Brown Bag Seminar Series/Alumni Corner

Fall 2020

Tuesday October 6, 2020 Noon

Dr. Christopher Elias

Associate Professor, Eastern Michigan University

"Bayesian Estimation of a Medium-Scale New Keynesian Model with Heterogeneous Expectations"

Abstract:

This paper constructs a medium-scale New Keynesian model with heterogeneous expectations by employing the Euler equation adaptive
learning technique. Two agent-types are similar in all ways except in how they form expectations. Agent-type A uses a correctly specified model while agent-type B uses a misspecified model that omits an important subset of variables. The model is estimated using post-World War II U.S. data and results show that there is significant expectational heterogeneity in the data and that the heterogeneous expectations model fits the data better than a homogeneous expectations benchmark model.

Registration is in the following link: Zoom

Tuesday November 3, 2020 Noon

Ms. Judy Keenan*

Director, EEOC

*Alumni Corner event co-sponsored with Women in Economics Club

Registration is in the following link: Zoom

Tuesday December 1, 2020 Noon

Dr. Daniel Giedeman (Professor, Grand Valley State), Dr. Kuhelika De (Assistant Professor, Grand Valley State) and Dr. Ryan Compton (Professor, University of Manitoba) 

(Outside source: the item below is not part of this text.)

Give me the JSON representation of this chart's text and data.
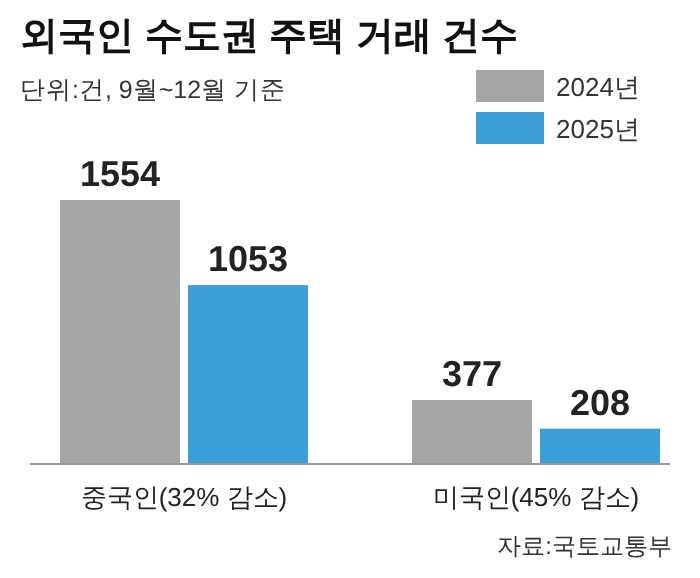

"Macroeconomic Shocks and Racial Labor Market Differences"

Abstract:

We investigate the effects of three structural macroeconomic shocks (monetary, demand, and supply) on the labor market outcomes of black and white Americans using a factor augmented vector autoregression (FAVAR) framework with 136 United States macroeconomic indicators from 1973 to 2017. Our results indicate that adverse macroeconomic shocks have differential effects on labor market outcomes for blacks and whites, hurting blacks disproportionately relative to whites. Black Americans’ labor market outcomes appear to be significantly more sensitive to macroeconomic shocks than are the outcomes for white Americans. Our findings indicate that business-cycle costs are disproportionately borne by black Americans and that racial inequality in the labor market rises in recessions. The strongest effects occur in recessions caused by supply side disturbances. Our results suggest policymakers should take account of these heterogeneous effects when designing policy.